Zumbi, herança africana inscrita em episódios de tanta crueldade
Neste 20 de novembro, relembro uma crônica que escrevi que, de alguma forma, se insere nas questões que o Dia da Consciência Negra nos traz. Vou a ela.
O culto aos olhos claros me irrita. Não porque eu rejeite o que há de mar (ou de mares) neles, nem porque ache pobres as metáforas que os cerquem (embora sejam).
O problema é fazer dos olhos claros um paradigma de beleza a ponto de famílias, em alguns lugares do planeta, comemorarem (ainda que discretamente) a chegada de um bebê com olhos claros... Coisa mais insensível...
E as postagens de “belezas negras de olhos azuis”? Ainda que haja um contraste visualmente interessante e bonito, a verdade é que as “belezas negras de olhos morenos” raras vezes são postadas...
E fica, no não dito, certa ideia de que um negro ter olhos claros é um “diferencial positivo”. Não importando, por exemplo e inclusive, se houver um grau alto de miopia ou de hipersensibilidade à luz... Insensibilidade por todos os lados.
Eu acho lindos os olhos morenos! E não lhes nego a metáfora do mar (por mais batida que seja). Há neles o mar profundo, que esconde cores diversas.
Mergulhar neles é viver a experiência do escafandrista que, em águas profundas, encontra cores que a superfície jamais poderá mostrar... Basta olhar com a atenção de quem não é marionete do imperialismo estético branco, loiro, azulado ou esverdeado!
Meu Moreno sabe disso, porque vivo elogiando os faróis que partem dele para iluminar minha vida. Coisa boa ser escafandrista nas suas águas profundas...
Mas talvez muitas pessoas queridas nem saibam da beleza que eu vejo em seus olhos castanhos e negros (que são belíssimos, independentemente de minha opinião). Eu vejo suas fotos e sempre fico deslumbrada com a força misteriosa que vem de seus castanhos claros, castanhos escuros e negros.
Enfim, é difícil entender essa coisa chamada “estética do belo”. E quem estuda literatura sabe o que é ser refém desse conceito, afinal, mesmo em arte somos levados a juízos preestabelecidos que não nos deixam ver e sentir além dos paradigmas.
Tenho que pensar sobre isso... E tentar redimensionar minha percepção estética, ampliando, cada vez mais, minha capacidade de encontrar beleza no mundo, ainda que os próprios estudos literários me levem ao movimento contrário, tornando-me (se eu deixar) uma pretensiosa “jurada” da estética do mundo.
Cabe dizer que, nesta crônica, não quero ser jurada de nada!

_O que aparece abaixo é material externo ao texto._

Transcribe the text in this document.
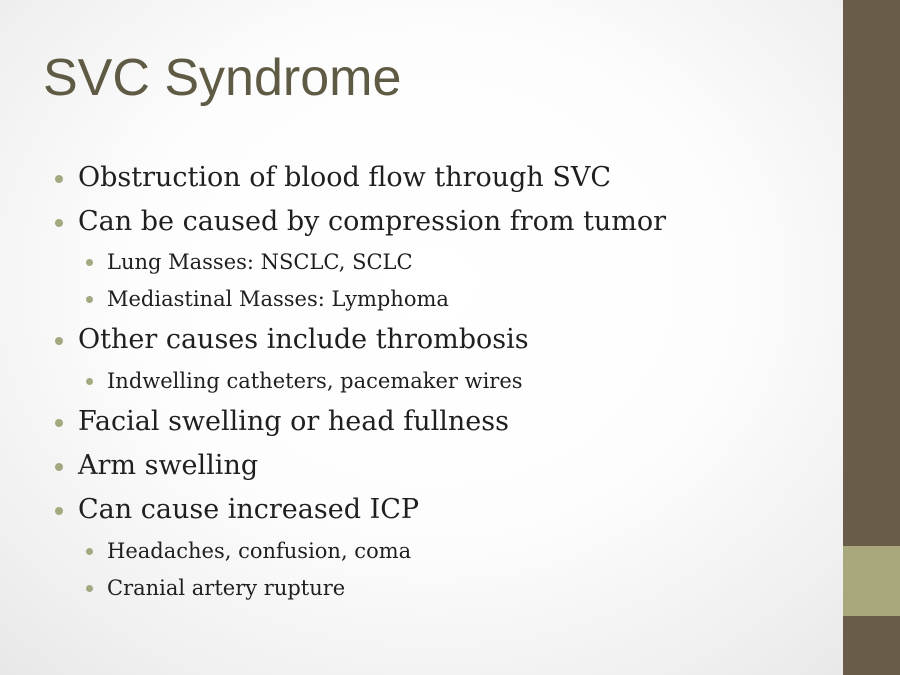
SVC Syndrome
Obstruction of blood flow through SVC
Can be caused by compression from tumor
Lung Masses: NSCLC, SCLC
Mediastinal Masses: Lymphoma
Other causes include thrombosis
Indwelling catheters, pacemaker wires
Facial swelling or head fullness
Arm swelling
Can cause increased ICP
Headaches, confusion, coma
Cranial artery rupture
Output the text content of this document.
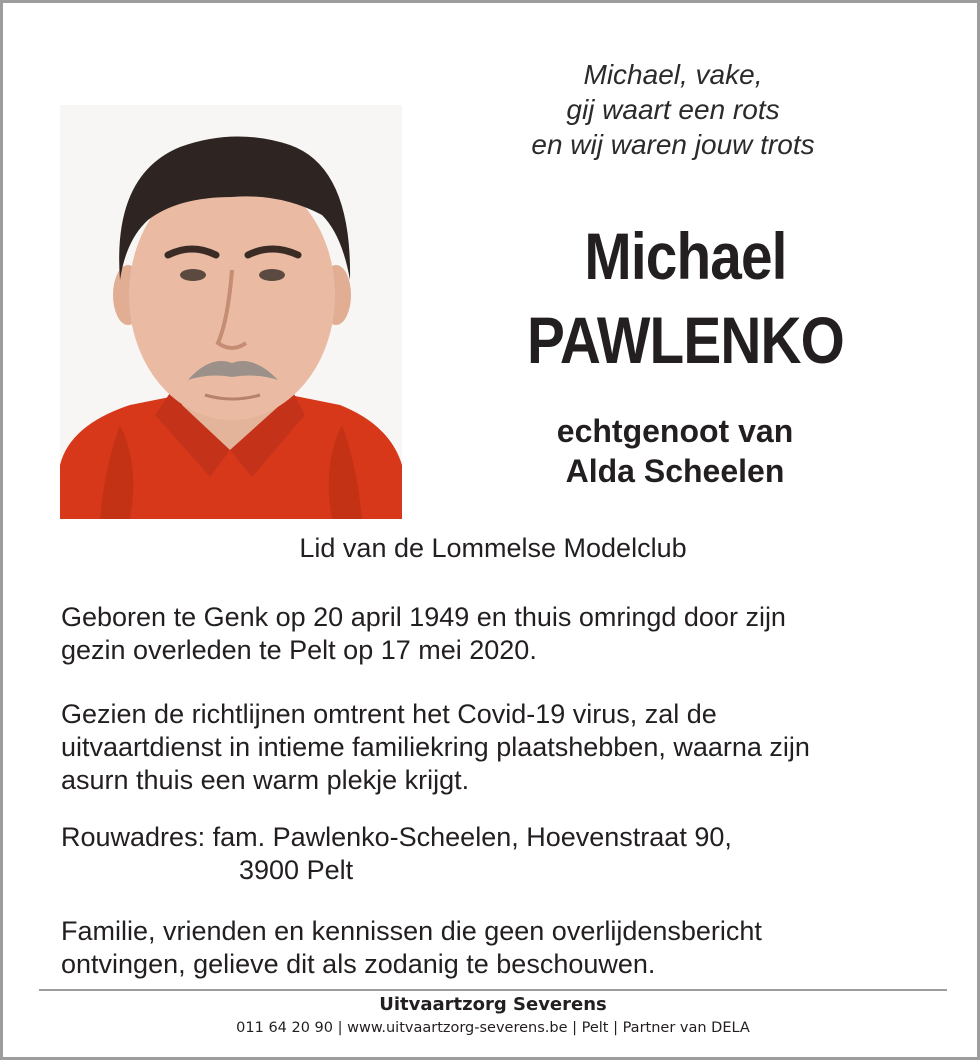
Michael, vake,
gij waart een rots
en wij waren jouw trots
Michael
PAWLENKO
echtgenoot van
Alda Scheelen
Lid van de Lommelse Modelclub
Geboren te Genk op 20 april 1949 en thuis omringd door zijn
gezin overleden te Pelt op 17 mei 2020.
Gezien de richtlijnen omtrent het Covid-19 virus, zal de
uitvaartdienst in intieme familiekring plaatshebben, waarna zijn
asurn thuis een warm plekje krijgt.
Rouwadres: fam. Pawlenko-Scheelen, Hoevenstraat 90,
3900 Pelt
Familie, vrienden en kennissen die geen overlijdensbericht
ontvingen, gelieve dit als zodanig te beschouwen.
Uitvaartzorg Severens
011 64 20 90 | www.uitvaartzorg-severens.be | Pelt | Partner van DELA
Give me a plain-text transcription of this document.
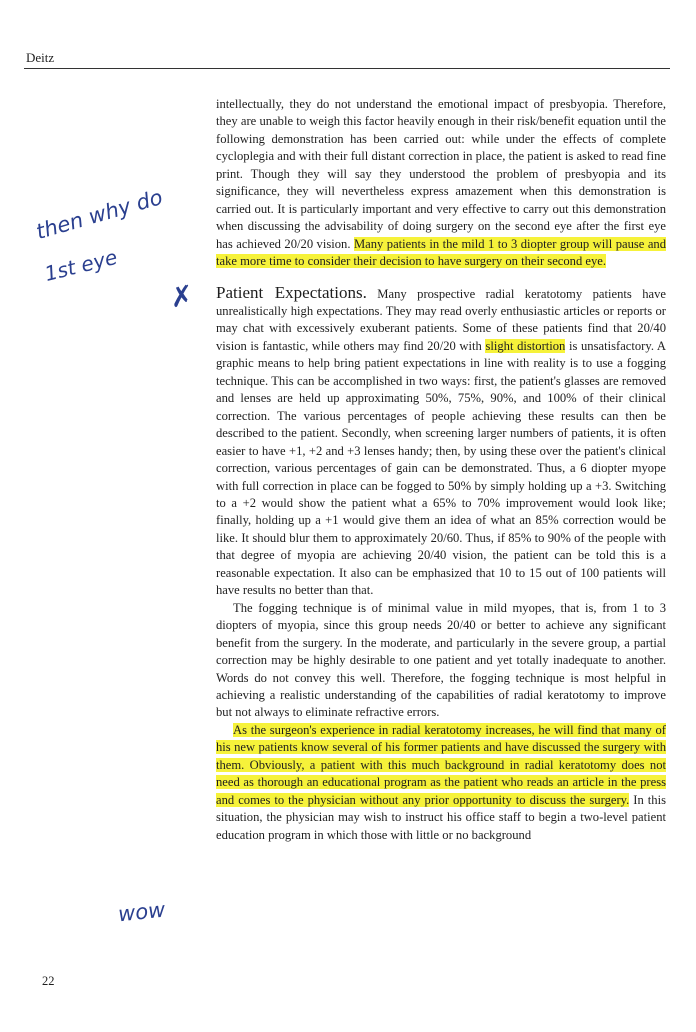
Deitz

intellectually, they do not understand the emotional impact of presbyopia. Therefore, they are unable to weigh this factor heavily enough in their risk/benefit equation until the following demonstration has been carried out: while under the effects of complete cycloplegia and with their full distant correction in place, the patient is asked to read fine print. Though they will say they understood the problem of presbyopia and its significance, they will nevertheless express amazement when this demonstration is carried out. It is particularly important and very effective to carry out this demonstration when discussing the advisability of doing surgery on the second eye after the first eye has achieved 20/20 vision. Many patients in the mild 1 to 3 diopter group will pause and take more time to consider their decision to have surgery on their second eye.

Patient Expectations. Many prospective radial keratotomy patients have unrealistically high expectations. They may read overly enthusiastic articles or reports or may chat with excessively exuberant patients. Some of these patients find that 20/40 vision is fantastic, while others may find 20/20 with slight distortion is unsatisfactory. A graphic means to help bring patient expectations in line with reality is to use a fogging technique. This can be accomplished in two ways: first, the patient's glasses are removed and lenses are held up approximating 50%, 75%, 90%, and 100% of their clinical correction. The various percentages of people achieving these results can then be described to the patient. Secondly, when screening larger numbers of patients, it is often easier to have +1, +2 and +3 lenses handy; then, by using these over the patient's clinical correction, various percentages of gain can be demonstrated. Thus, a 6 diopter myope with full correction in place can be fogged to 50% by simply holding up a +3. Switching to a +2 would show the patient what a 65% to 70% improvement would look like; finally, holding up a +1 would give them an idea of what an 85% correction would be like. It should blur them to approximately 20/60. Thus, if 85% to 90% of the people with that degree of myopia are achieving 20/40 vision, the patient can be told this is a reasonable expectation. It also can be emphasized that 10 to 15 out of 100 patients will have results no better than that.

The fogging technique is of minimal value in mild myopes, that is, from 1 to 3 diopters of myopia, since this group needs 20/40 or better to achieve any significant benefit from the surgery. In the moderate, and particularly in the severe group, a partial correction may be highly desirable to one patient and yet totally inadequate to another. Words do not convey this well. Therefore, the fogging technique is most helpful in achieving a realistic understanding of the capabilities of radial keratotomy to improve but not always to eliminate refractive errors.

As the surgeon's experience in radial keratotomy increases, he will find that many of his new patients know several of his former patients and have discussed the surgery with them. Obviously, a patient with this much background in radial keratotomy does not need as thorough an educational program as the patient who reads an article in the press and comes to the physician without any prior opportunity to discuss the surgery. In this situation, the physician may wish to instruct his office staff to begin a two-level patient education program in which those with little or no background

then why do
1st eye
✗
wow
22
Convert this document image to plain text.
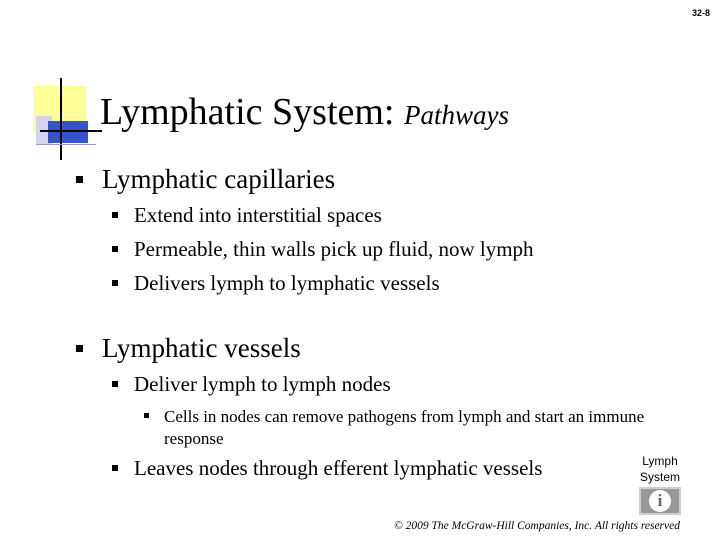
32-8
Lymphatic System: Pathways
Lymphatic capillaries
Extend into interstitial spaces
Permeable, thin walls pick up fluid, now lymph
Delivers lymph to lymphatic vessels
Lymphatic vessels
Deliver lymph to lymph nodes
Cells in nodes can remove pathogens from lymph and start an immune response
Leaves nodes through efferent lymphatic vessels	Lymph
System
i
© 2009 The McGraw-Hill Companies, Inc. All rights reserved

Mas apenas homenagear amplamente pessoas cujo olhar me comove, incluindo a licença poética que o amor me concede de achar os olhos do meu amor os mais lindos do mundo!
Na verdade, o que eu gostaria mesmo era de viver em um mundo em que só o milagre da visão bastasse para vivermos a experiência estética do belo...
Mas, já que não “estamos prontos” para o maravilhoso, que, ao menos, pouco a pouco, passo a passo, aprendamos a abrir mais os olhos para as reais e infinitas possibilidades de nos extasiarmos com as belezas deste mundo, que vão muito, muito além de meia dúzia de paradigmas redutores e tristes.
Viva o Dia da Consciência Negra! Valeu, Zumbi! Minha sincera gratidão a tudo o que nossa herança africana (inscrita em episódios de tanta crueldade) faz brotar de emoção em meu ser.